At the subsequent trial, the first prosecution of its kind in the UK, the haulage company entered a guilty plea in the magistrate’s court and was sentenced in the Crown Court. The company was fined £25,000 and ordered to pay £4500 costs. It is intriguing to think that, in contrast to the sophisticated mass spectrometry we use for much of our casework, the technique that cracked this case, light microscopy, is one that dominated the work of the Government Chemists of the 19th century.

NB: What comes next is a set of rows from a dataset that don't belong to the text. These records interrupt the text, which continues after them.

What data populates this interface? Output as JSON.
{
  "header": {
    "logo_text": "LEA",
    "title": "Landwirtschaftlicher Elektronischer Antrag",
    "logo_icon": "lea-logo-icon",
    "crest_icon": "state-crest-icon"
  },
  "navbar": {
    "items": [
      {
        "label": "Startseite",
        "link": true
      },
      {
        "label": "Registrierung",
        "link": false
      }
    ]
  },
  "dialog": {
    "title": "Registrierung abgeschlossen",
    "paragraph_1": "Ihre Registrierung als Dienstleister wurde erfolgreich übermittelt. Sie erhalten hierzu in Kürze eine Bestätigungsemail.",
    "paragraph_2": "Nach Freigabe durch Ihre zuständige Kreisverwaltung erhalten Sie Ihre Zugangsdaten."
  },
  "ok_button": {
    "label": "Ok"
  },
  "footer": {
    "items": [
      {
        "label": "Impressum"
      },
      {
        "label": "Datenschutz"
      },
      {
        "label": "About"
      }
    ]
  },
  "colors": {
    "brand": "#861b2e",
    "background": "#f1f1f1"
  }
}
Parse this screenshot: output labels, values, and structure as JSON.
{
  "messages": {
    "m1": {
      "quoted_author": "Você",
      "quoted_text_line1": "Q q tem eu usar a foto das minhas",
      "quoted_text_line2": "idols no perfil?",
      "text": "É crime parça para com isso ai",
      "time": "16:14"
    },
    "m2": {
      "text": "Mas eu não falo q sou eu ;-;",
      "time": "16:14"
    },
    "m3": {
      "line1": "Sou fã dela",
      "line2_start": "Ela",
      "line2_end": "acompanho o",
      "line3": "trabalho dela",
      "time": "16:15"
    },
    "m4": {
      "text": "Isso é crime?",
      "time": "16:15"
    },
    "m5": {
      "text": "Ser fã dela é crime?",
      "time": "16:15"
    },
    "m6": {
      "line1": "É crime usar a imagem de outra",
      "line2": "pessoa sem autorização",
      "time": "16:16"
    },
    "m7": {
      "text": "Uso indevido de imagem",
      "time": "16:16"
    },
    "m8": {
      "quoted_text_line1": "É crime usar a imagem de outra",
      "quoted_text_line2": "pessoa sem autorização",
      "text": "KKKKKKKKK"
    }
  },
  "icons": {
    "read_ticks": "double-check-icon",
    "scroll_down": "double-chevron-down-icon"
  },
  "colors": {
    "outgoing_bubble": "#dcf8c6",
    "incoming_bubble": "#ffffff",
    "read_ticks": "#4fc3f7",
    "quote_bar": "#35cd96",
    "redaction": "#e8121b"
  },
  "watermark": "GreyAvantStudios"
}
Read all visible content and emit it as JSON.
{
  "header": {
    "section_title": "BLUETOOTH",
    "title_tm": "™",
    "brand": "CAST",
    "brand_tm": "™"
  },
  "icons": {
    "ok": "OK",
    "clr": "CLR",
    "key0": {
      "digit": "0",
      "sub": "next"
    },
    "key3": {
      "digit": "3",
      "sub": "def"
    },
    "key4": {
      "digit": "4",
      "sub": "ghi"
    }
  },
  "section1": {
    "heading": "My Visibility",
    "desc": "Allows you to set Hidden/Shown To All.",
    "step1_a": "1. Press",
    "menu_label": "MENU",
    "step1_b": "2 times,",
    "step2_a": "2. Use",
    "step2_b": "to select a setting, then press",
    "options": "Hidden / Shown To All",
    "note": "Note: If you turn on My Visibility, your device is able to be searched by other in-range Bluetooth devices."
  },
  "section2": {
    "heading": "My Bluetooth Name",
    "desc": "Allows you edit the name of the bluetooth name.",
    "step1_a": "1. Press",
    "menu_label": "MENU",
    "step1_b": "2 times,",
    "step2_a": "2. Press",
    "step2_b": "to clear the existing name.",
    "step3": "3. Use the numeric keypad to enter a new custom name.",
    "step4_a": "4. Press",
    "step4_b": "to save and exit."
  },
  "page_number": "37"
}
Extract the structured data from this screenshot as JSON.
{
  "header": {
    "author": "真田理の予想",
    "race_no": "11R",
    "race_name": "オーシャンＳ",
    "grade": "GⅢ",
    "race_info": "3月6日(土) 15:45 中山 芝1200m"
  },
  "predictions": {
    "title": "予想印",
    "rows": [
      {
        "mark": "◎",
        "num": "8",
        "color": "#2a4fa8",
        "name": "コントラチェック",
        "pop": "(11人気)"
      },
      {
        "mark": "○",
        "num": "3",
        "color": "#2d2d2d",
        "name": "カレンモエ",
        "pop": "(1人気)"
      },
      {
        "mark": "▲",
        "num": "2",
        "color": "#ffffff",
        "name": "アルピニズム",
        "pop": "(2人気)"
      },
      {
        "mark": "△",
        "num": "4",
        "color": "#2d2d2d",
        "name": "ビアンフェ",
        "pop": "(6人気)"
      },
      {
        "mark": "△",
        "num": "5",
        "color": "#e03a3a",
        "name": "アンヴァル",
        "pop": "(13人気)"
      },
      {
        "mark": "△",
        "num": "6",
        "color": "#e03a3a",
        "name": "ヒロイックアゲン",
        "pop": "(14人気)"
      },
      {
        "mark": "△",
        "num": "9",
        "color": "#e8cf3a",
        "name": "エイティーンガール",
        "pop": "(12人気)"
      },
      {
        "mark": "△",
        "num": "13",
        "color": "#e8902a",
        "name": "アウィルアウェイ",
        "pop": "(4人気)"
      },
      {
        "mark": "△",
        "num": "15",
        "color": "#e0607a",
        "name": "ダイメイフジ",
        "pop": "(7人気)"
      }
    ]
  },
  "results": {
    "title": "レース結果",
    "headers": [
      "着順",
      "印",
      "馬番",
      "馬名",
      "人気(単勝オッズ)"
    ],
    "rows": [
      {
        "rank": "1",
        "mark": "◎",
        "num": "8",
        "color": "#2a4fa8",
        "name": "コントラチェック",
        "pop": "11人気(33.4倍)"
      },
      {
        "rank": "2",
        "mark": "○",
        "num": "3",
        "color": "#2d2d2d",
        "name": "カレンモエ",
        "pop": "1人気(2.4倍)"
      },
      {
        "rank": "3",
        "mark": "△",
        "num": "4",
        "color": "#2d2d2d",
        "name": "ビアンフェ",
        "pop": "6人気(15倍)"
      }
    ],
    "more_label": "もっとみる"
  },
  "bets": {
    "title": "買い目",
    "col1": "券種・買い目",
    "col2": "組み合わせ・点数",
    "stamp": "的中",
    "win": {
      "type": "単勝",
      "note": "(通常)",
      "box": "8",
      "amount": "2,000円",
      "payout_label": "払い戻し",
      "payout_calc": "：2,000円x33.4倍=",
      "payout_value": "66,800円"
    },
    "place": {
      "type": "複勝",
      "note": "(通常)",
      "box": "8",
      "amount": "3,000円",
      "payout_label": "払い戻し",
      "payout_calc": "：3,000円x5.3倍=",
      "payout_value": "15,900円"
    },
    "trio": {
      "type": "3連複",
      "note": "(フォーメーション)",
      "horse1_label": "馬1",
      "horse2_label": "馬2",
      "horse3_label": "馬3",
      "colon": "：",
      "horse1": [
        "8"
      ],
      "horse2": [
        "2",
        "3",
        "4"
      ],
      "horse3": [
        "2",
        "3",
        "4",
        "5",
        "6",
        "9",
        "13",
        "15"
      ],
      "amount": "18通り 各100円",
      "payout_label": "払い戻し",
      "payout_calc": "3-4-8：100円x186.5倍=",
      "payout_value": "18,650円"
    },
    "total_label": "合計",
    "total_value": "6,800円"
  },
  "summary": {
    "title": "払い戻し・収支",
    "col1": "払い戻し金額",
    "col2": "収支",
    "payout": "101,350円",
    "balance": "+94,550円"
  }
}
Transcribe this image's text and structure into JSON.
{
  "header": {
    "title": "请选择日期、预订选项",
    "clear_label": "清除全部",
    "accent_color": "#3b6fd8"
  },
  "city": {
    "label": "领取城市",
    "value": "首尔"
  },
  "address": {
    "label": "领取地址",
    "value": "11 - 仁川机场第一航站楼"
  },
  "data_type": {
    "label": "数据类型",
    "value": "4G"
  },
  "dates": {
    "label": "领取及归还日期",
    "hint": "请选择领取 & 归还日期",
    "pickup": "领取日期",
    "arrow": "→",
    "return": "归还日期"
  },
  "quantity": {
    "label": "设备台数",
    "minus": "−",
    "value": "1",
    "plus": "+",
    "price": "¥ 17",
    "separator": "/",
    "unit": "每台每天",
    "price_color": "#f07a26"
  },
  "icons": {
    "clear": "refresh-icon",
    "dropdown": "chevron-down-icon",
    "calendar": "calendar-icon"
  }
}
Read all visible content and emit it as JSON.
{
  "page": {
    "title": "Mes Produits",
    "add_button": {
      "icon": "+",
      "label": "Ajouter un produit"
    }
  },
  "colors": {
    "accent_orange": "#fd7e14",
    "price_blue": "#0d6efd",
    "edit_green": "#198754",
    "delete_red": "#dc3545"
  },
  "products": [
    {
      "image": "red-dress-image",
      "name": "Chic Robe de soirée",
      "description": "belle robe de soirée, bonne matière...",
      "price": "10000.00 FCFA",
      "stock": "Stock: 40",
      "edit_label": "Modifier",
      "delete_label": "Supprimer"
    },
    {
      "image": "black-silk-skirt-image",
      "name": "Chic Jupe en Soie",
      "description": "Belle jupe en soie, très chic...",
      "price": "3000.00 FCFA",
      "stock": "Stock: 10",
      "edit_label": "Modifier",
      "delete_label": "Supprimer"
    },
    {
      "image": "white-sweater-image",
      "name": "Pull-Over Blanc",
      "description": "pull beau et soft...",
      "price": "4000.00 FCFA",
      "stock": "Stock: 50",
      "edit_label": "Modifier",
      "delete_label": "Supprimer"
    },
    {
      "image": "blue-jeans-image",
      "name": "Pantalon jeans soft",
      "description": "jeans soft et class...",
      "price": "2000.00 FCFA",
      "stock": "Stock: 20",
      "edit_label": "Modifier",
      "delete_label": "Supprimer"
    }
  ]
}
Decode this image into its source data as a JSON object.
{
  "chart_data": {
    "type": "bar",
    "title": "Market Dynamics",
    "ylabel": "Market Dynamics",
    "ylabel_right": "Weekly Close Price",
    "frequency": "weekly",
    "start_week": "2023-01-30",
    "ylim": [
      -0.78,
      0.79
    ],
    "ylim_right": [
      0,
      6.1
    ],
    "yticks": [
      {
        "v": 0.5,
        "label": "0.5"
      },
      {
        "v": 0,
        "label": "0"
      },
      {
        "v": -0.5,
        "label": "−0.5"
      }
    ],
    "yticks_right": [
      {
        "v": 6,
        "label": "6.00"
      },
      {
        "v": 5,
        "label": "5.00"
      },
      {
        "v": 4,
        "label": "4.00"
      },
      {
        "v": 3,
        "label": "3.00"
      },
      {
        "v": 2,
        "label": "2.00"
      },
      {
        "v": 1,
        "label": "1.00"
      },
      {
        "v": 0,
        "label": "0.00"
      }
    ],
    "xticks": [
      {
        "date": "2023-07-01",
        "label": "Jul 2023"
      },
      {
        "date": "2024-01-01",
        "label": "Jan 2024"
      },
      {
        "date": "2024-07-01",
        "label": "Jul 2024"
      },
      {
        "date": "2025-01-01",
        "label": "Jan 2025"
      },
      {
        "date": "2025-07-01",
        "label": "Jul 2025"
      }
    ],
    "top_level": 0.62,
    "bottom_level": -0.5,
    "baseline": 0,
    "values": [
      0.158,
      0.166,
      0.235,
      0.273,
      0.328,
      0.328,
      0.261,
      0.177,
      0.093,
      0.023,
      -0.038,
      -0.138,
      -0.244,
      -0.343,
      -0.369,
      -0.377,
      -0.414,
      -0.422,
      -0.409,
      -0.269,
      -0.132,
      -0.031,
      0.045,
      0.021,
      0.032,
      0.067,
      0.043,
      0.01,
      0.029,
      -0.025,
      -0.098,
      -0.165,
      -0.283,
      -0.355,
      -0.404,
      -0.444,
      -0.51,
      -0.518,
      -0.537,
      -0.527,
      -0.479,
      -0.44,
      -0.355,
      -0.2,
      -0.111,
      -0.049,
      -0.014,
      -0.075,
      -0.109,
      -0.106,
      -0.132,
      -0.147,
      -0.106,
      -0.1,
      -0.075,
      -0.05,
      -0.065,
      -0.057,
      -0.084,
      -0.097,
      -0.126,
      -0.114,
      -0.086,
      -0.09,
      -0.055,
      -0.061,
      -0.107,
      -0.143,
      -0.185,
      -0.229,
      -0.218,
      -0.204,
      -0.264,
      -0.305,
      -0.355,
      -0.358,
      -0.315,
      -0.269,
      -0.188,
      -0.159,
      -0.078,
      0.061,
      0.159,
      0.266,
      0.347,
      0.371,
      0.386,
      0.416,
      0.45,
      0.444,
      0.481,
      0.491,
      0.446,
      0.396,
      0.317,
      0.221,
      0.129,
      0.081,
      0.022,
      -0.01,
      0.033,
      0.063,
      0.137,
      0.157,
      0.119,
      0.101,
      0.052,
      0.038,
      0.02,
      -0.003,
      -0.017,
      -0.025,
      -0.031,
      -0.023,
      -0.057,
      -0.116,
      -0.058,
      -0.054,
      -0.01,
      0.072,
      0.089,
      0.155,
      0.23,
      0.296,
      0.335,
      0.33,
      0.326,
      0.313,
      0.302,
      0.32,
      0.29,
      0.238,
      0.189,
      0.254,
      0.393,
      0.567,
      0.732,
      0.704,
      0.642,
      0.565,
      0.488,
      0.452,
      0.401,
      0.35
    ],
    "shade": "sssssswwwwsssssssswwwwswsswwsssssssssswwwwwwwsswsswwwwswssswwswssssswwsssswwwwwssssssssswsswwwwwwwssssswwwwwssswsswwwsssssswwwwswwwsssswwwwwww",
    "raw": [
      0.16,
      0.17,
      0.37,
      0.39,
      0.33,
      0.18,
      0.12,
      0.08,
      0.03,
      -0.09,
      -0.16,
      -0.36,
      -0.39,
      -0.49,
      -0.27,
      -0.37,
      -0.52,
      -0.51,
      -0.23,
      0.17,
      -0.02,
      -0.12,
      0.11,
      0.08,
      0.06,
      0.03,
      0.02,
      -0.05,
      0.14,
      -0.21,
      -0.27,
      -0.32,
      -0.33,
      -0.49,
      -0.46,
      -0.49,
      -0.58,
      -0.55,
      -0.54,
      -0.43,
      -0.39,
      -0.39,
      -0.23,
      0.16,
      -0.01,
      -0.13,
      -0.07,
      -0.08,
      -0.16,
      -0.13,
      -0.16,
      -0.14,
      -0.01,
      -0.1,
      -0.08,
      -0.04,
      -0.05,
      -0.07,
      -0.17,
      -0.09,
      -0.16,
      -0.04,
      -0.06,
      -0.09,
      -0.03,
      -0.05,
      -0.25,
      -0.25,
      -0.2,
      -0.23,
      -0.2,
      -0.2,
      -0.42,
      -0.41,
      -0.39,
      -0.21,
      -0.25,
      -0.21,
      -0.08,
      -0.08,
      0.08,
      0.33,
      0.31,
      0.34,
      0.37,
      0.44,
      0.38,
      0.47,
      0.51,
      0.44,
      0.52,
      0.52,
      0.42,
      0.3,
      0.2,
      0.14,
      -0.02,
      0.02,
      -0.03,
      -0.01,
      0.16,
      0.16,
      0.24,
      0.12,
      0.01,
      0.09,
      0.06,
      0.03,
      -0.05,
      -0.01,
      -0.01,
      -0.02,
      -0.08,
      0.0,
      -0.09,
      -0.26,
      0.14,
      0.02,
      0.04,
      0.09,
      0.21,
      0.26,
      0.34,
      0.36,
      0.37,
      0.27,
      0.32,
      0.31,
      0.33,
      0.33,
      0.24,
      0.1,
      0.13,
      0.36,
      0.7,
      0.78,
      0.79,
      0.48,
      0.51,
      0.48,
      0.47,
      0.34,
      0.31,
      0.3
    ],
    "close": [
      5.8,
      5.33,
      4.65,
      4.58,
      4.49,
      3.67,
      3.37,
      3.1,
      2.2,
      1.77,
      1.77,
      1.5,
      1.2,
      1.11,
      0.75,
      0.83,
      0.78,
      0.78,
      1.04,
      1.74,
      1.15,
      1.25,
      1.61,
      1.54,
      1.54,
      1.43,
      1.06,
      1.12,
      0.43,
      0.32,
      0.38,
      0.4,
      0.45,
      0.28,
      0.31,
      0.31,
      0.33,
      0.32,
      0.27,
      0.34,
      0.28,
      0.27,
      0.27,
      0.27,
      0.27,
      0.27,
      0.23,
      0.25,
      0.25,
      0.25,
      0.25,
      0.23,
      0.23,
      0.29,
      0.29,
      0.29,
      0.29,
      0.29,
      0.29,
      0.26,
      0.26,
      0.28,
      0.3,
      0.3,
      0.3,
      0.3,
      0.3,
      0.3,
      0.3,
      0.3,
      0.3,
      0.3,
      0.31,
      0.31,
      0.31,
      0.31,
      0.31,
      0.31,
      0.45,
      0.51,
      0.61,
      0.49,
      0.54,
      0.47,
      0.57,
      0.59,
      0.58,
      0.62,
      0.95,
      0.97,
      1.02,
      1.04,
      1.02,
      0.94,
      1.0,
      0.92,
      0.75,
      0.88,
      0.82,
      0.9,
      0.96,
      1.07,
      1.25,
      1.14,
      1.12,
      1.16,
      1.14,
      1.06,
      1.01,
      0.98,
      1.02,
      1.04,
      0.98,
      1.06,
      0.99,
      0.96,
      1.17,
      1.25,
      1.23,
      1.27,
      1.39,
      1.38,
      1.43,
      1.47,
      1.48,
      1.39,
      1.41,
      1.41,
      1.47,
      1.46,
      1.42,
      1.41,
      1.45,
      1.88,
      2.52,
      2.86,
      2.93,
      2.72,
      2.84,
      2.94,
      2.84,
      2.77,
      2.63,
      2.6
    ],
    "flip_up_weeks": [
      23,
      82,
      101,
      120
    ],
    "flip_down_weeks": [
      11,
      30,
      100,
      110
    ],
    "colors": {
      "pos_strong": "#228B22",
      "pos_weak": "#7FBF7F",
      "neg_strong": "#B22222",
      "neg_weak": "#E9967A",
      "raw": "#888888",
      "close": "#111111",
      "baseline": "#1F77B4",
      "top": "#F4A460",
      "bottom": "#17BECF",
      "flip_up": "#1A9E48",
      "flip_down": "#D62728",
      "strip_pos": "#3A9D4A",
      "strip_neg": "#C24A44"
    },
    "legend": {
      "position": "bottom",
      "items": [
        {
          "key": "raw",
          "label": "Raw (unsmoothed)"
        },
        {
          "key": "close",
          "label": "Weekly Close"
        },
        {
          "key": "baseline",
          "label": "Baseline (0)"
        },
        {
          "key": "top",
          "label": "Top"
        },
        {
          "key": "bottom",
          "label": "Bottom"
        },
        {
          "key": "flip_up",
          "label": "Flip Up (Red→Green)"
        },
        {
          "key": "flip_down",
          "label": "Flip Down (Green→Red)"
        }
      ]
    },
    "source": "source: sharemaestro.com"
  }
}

The Government Chemist referee function remains a demand-led service in the UK to give businesses an avenue of technical appeal. Its work in diverse areas, from confirming meat and fish ingredients in a range of foods, through identifying potential choking hazards, to identifying illegal dyes and additives in food, safeguards industry, government, and the criminal justice system from unwitting errors in analytical science. It is a varied and interesting programme of work, which often involves collaboration with partners on a host of food related issues.

Each new week brings a fresh problem – currently we are working on migration of formaldehyde from kitchen utensils and on unauthorised genetically modified rice – but those are stories for another day.

Michael Walker is a consultant referee analyst in the Government Chemist Programme at LGC, Teddington, Middlesex, UK.